A caça não havia sido particularmente proveitosa naquela manhã, mas ele não podia dizer que estava decepcionado; os espécimes que Taer e Keitara haviam trazido eram muito, muito interessantes.

O xamã se levantou de seu habitual lugar debaixo do olmo para examiná-los. Um dos achados, uma jovem dokalfar, fitava-o com ódio nos olhos. Ela vestia roupas de camurça e Dagran sabia muito bem de onde ela vinha. O que ela estava fazendo com aquele elfo franzino, o xamã não conseguia imaginar; Taer havia dito que o fedelho usava mágica da Lua - vira luz saindo das mãos dele.

Dagran nem precisava do testemunho de Taer, no entanto, para saber que aqueles dois tinham algo a mais. Ele simplesmente sentia. Havia um cheiro intrigante no ar, e vinha daquele elfo. O orc se aproximou dele primeiro. Keitara o segurava pelos braços, ajoelhado, mas o fedelho não oferecia resistência alguma; estava quase desmaiado, os olhos e a boca entreabertos. Dagran ergueu o queixo dele e observou seu rosto. Elfo da Lua.

Do outro lado, a dokalfar fêmea quase rosnava.

Taer tinha precisado amarrá-la. Ela se debatia, frenética, mas o orc a mantinha no chão pisando-lhe as costas. A criaturinha gritava palavras na língua dos elfos negros, cuspindo. Dagran sorriu quando se aproximou dela.

– Você fede a Afeldhun, dokalfar. – Ele disse em Edrini, com sua voz rouca – Quem é você?

Ela ergueu a cabeça. Seus olhos prateados estavam injetados de raiva e fitaram as orbes amareladas de Dagran como se quisessem sugar sua alma. A elfa negra cuspiu.

– Não direi nada a você! – Ela sibilou. – Nada.

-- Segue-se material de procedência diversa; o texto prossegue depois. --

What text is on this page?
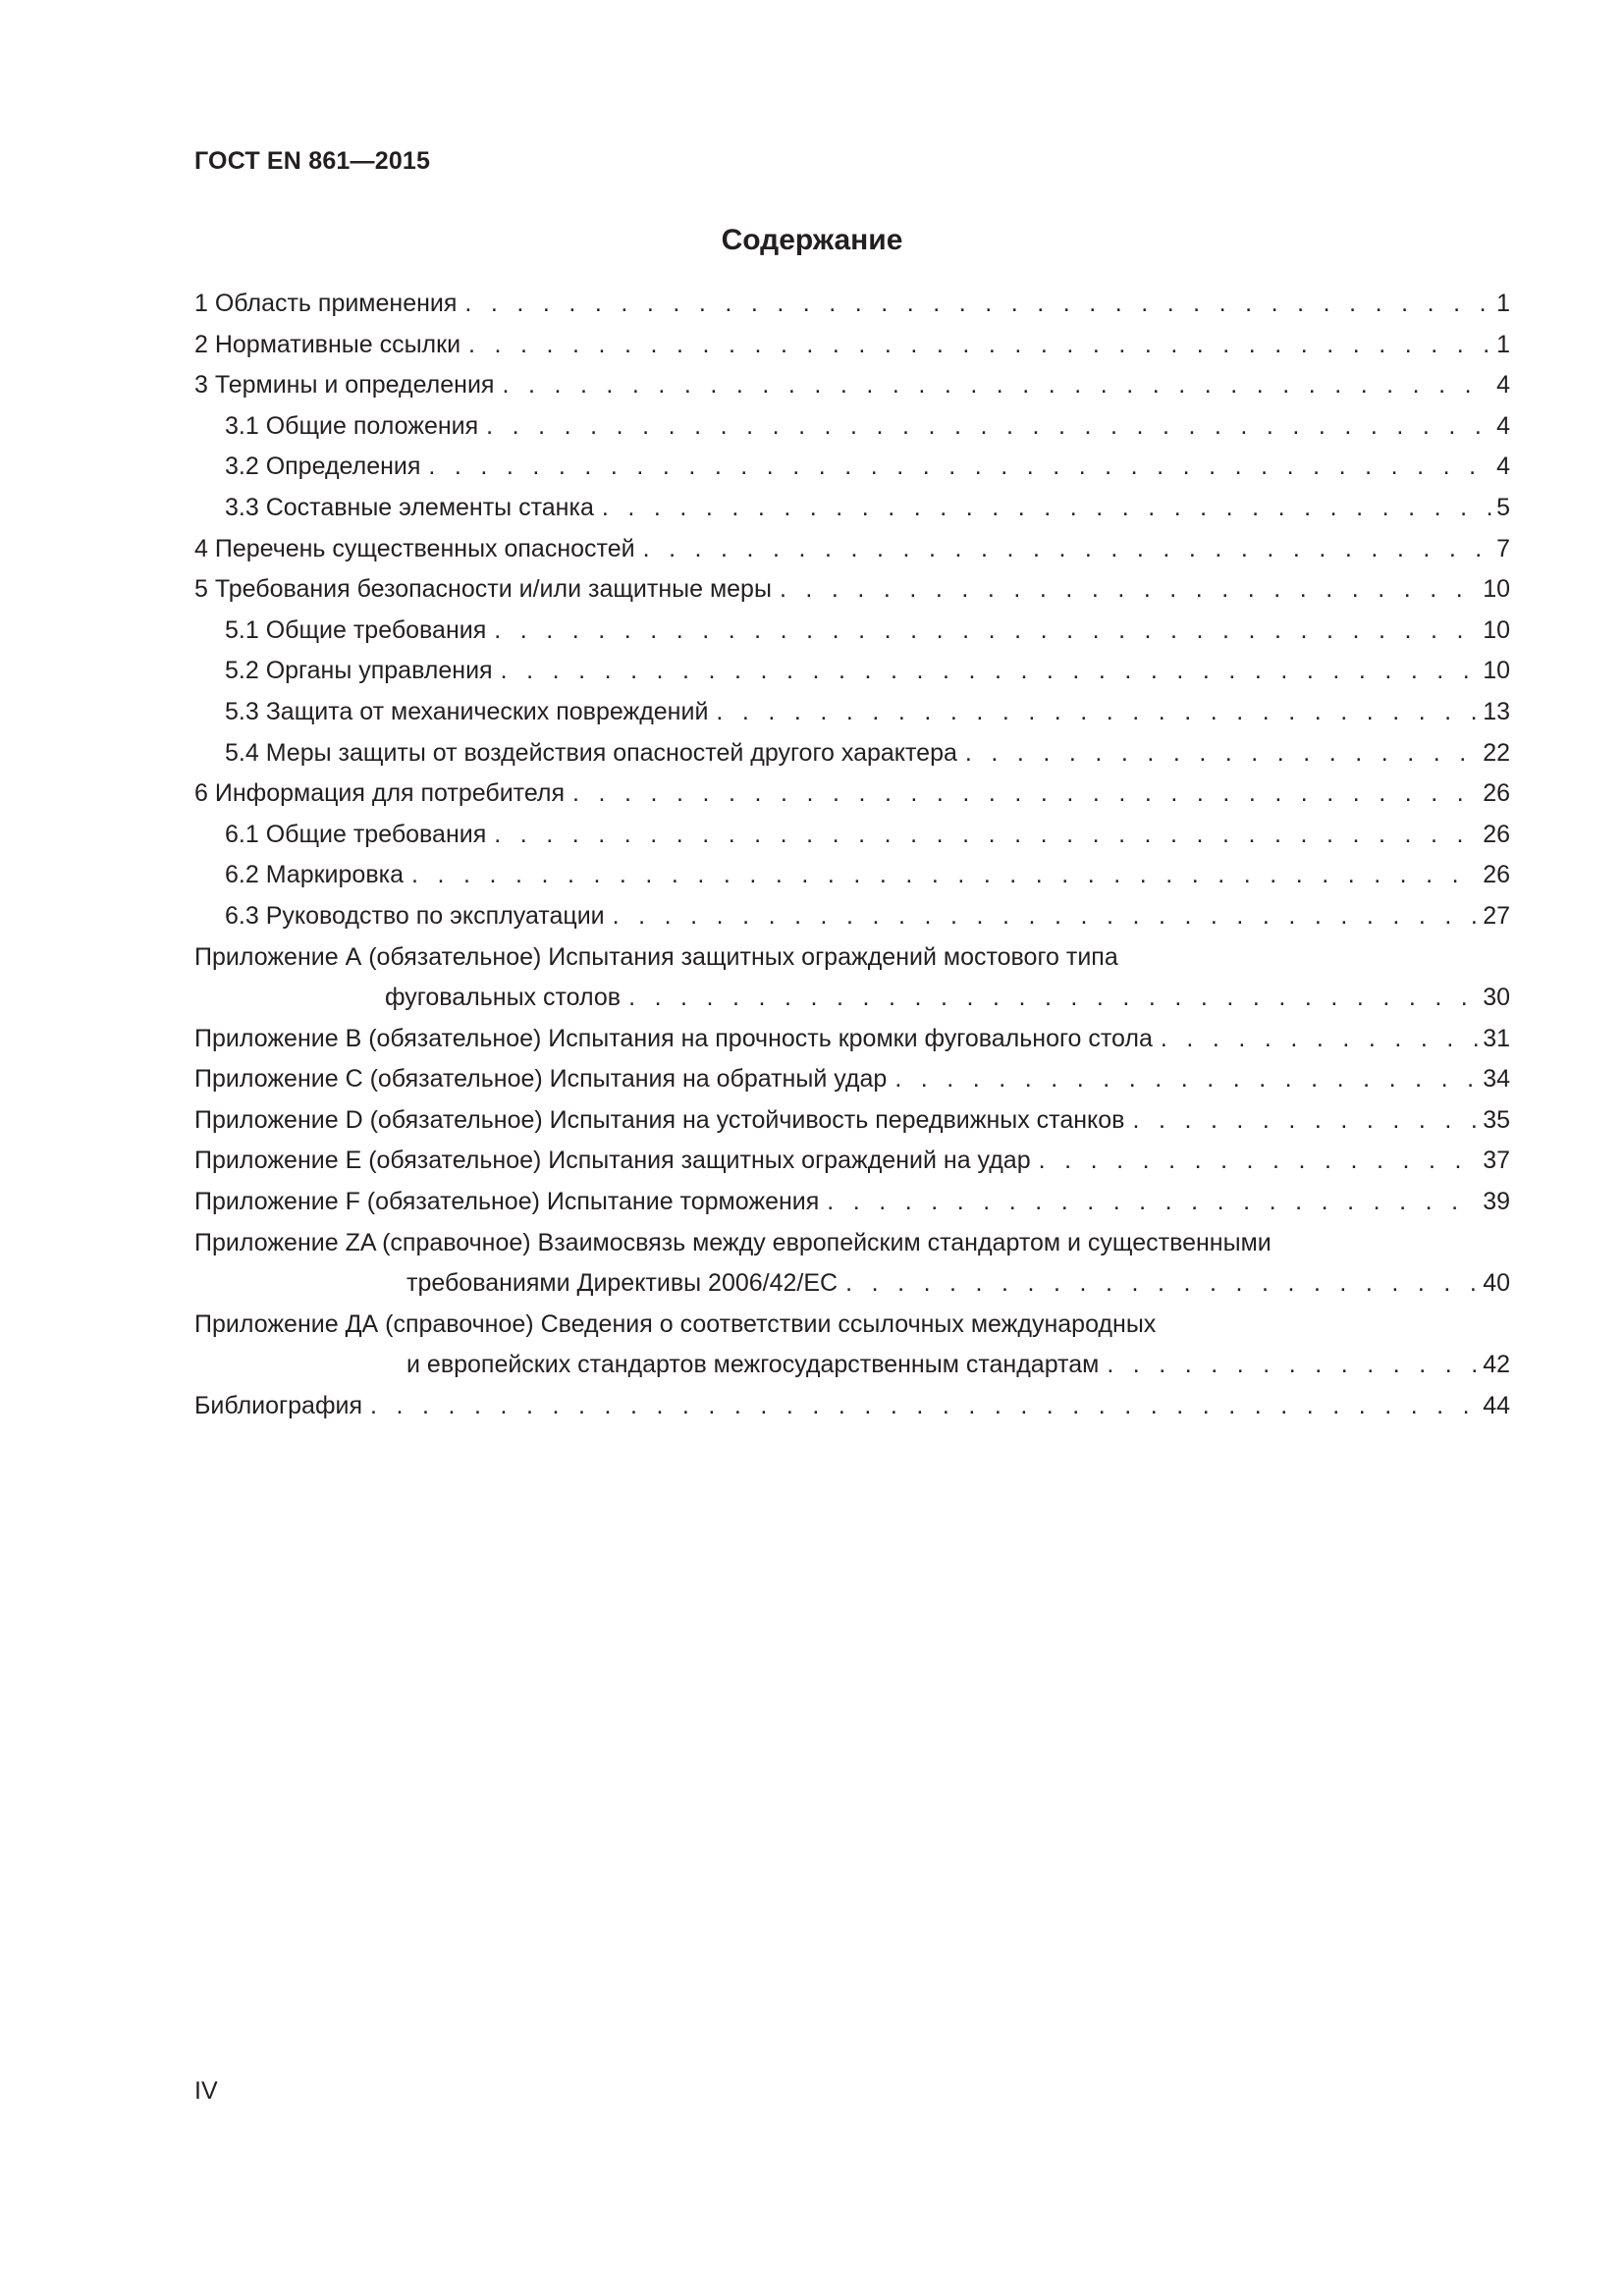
ГОСТ EN 861—2015
Содержание
1 Область применения . . .	1
2 Нормативные ссылки . . .	1
3 Термины и определения . . .	4
3.1 Общие положения . . .	4
3.2 Определения . . .	4
3.3 Составные элементы станка . . .	5
4 Перечень существенных опасностей . . .	7
5 Требования безопасности и/или защитные меры . . .	10
5.1 Общие требования . . .	10
5.2 Органы управления . . .	10
5.3 Защита от механических повреждений . . .	13
5.4 Меры защиты от воздействия опасностей другого характера . . .	22
6 Информация для потребителя . . .	26
6.1 Общие требования . . .	26
6.2 Маркировка . . .	26
6.3 Руководство по эксплуатации . . .	27
Приложение А (обязательное) Испытания защитных ограждений мостового типа
фуговальных столов . . .	30
Приложение В (обязательное) Испытания на прочность кромки фуговального стола . . .	31
Приложение С (обязательное) Испытания на обратный удар . . .	34
Приложение D (обязательное) Испытания на устойчивость передвижных станков . . .	35
Приложение Е (обязательное) Испытания защитных ограждений на удар . . .	37
Приложение F (обязательное) Испытание торможения . . .	39
Приложение ZA (справочное) Взаимосвязь между европейским стандартом и существенными
требованиями Директивы 2006/42/ЕС . . .	40
Приложение ДА (справочное) Сведения о соответствии ссылочных международных
и европейских стандартов межгосударственным стандартам . . .	42
Библиография . . .	44
IV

Taer aumentou o aperto de sua pisada, mas Dagran fez um sinal para que ele parasse. O xamã coçou a careca pintada de negro.

– Acontece que já me disse bastante, elfa da noite. – Ele respondeu. – Eu já percebi que olha muito para o lado, onde Keitara está com seu parceiro. Quem é esse elfo?

– Alguém que eu capturei para vender. – Ela mentiu. – Nada mais. Sou uma proscrita para Afeldhun. Abandonei o bando para seguir meu caminho.

Dagran sorriu. Seus dentes eram todos pontiagudos, e ele tirou a língua bifurcada para fora. Faena estremeceu ao pensar que aquela aparência havia sido forjada por mãos que não se importavam em causar ou experimentar dor. Os olhos do orc de repente ficaram fendidos como os de uma cobra, e então, Faena soube.

Ele também tem um dasavat.

A dokalfar estremeceu. Sentiu algo rastejando sobre sua pele e sibilando em seus ouvidos.

Não, não, eu não vou te dizer nada, eu não vou... saia...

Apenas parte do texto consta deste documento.